The Government Performance and Results Act of 1993 (GPRA) was enacted by Congress to increase the confidence of citizens in the capability of the federal government, to increase the effectiveness and accountability of federal programs, to improve service delivery, to provide agencies a uniform tool for internal management and to assist Congressional decision making. GPRA requires each agency to have a performance plan with long-term outcomes and annual, measurable performance goals and to report on these plans annually, comparing results with annual goals. There are two STD GPRA goals: 1) reduction in pelvic inflammatory disease (PID) and 2) elimination of syphilis. Each of these goals has measures. The long-term goals and measures of progress are reported in Table A4.

 

¹ Centers for Disease Control and Prevention. Case definitions for infectious conditions under public health surveillance, 1997. MMWR 1997;46(No. RR-10;1).

² Kaufman RE, Jones OG, Blount JH, Wiesner PJ. Questionnaire survey of reported early congenital syphilis: problems in diagnosis, prevention, and treatment. Sexually Transmitted Diseases 1977;4:135-9.

³ Webster Dicker L, Mosure DJ, Levine WC, Black CM, Berman SM. The impact of switching laboratory tests on reported trends in Chlamydia trachomatis infections. Am J Epidemiol 2000;151:430-435.
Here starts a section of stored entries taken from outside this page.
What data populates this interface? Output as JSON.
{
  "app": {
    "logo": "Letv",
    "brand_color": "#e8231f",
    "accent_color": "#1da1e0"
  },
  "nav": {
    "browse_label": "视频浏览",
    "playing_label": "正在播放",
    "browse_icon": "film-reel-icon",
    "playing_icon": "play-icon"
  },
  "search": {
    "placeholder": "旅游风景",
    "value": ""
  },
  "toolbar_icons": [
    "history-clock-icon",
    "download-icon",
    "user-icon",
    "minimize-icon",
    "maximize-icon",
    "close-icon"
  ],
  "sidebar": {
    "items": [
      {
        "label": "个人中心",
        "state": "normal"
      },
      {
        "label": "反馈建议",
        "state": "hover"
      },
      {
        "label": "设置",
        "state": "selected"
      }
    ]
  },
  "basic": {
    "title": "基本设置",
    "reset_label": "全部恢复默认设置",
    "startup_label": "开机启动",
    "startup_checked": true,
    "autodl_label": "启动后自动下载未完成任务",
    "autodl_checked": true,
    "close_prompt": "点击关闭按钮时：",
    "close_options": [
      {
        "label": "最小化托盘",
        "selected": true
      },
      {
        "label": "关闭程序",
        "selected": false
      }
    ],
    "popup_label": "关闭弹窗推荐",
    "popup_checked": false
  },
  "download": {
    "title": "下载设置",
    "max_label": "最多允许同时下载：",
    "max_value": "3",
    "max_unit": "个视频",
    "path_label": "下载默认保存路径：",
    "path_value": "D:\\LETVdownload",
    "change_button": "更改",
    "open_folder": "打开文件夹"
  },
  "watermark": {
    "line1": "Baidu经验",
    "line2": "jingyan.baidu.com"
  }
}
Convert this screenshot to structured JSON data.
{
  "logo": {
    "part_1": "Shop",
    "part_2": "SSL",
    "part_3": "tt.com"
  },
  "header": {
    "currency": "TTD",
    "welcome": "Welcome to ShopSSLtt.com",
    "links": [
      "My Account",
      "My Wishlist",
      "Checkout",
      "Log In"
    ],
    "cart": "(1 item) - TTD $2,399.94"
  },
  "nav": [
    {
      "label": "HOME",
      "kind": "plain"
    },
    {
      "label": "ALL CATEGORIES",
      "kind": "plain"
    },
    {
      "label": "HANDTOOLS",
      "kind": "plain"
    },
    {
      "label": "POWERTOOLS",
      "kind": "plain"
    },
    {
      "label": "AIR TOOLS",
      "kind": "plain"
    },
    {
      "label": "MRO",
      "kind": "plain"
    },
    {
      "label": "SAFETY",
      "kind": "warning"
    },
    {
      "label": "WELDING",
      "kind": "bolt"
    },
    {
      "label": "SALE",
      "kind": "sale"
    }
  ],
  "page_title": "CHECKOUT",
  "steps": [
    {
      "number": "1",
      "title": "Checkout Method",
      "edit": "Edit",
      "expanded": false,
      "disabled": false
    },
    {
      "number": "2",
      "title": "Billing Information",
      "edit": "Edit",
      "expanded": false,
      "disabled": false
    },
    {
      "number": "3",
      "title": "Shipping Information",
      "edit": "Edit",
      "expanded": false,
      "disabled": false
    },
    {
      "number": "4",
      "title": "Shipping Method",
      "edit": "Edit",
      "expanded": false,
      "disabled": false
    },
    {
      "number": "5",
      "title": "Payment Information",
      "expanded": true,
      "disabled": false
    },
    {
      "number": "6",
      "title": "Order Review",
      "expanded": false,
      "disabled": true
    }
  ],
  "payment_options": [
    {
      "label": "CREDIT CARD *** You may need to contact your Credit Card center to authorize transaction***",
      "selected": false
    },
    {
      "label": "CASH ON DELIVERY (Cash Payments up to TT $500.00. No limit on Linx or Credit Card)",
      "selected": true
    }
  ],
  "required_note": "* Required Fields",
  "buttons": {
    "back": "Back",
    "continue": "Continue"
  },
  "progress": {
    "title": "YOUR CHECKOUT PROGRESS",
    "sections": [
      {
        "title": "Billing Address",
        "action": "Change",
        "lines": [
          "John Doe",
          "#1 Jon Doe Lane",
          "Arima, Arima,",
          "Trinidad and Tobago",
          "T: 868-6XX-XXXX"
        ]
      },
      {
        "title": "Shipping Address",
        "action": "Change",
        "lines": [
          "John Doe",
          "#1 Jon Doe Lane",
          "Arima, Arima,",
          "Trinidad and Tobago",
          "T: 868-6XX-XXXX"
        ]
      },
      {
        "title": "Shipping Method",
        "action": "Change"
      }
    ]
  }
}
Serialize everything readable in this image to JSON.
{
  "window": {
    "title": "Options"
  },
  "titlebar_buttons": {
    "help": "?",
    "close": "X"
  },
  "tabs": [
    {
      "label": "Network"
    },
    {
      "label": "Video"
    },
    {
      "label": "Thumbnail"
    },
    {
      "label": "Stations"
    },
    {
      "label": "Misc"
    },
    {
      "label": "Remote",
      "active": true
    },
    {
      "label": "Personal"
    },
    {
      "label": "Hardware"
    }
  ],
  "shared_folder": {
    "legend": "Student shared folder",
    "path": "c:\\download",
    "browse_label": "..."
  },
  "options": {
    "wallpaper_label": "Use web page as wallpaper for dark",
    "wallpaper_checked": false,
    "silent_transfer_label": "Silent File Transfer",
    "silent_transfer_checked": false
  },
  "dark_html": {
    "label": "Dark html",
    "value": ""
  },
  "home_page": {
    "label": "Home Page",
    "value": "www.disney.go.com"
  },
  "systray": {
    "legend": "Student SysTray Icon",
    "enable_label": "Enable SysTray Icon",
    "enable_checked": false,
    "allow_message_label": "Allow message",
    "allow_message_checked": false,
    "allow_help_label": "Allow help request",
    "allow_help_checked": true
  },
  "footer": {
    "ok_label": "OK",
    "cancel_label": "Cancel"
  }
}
⁴ Newhall WJ, DeLisle S, Fine D, et al. Head-to-head evaluation of five different non-culture chlamydia tests relative to a quality-assured culture standard. Sexually Transmitted Diseases 1994;21:S165-6.

⁵ Black CM, Marrazzo J, Johnson RE, et al. Head-to-head multicenter comparision of DNA probe and nucleic acid amplification tests for Chlamydia trachomatis infection in women performed with an improved reference standard. J Clin Micro 2002;40:3757-3763.

⁶ U.S. Department of Health and Human Services. Healthy People 2010 2nd ed. With Understanding and Improving Health and Objectives for Improving Health. 2 vols. Washington, DC: U.S. Government Printing Office, November 2000.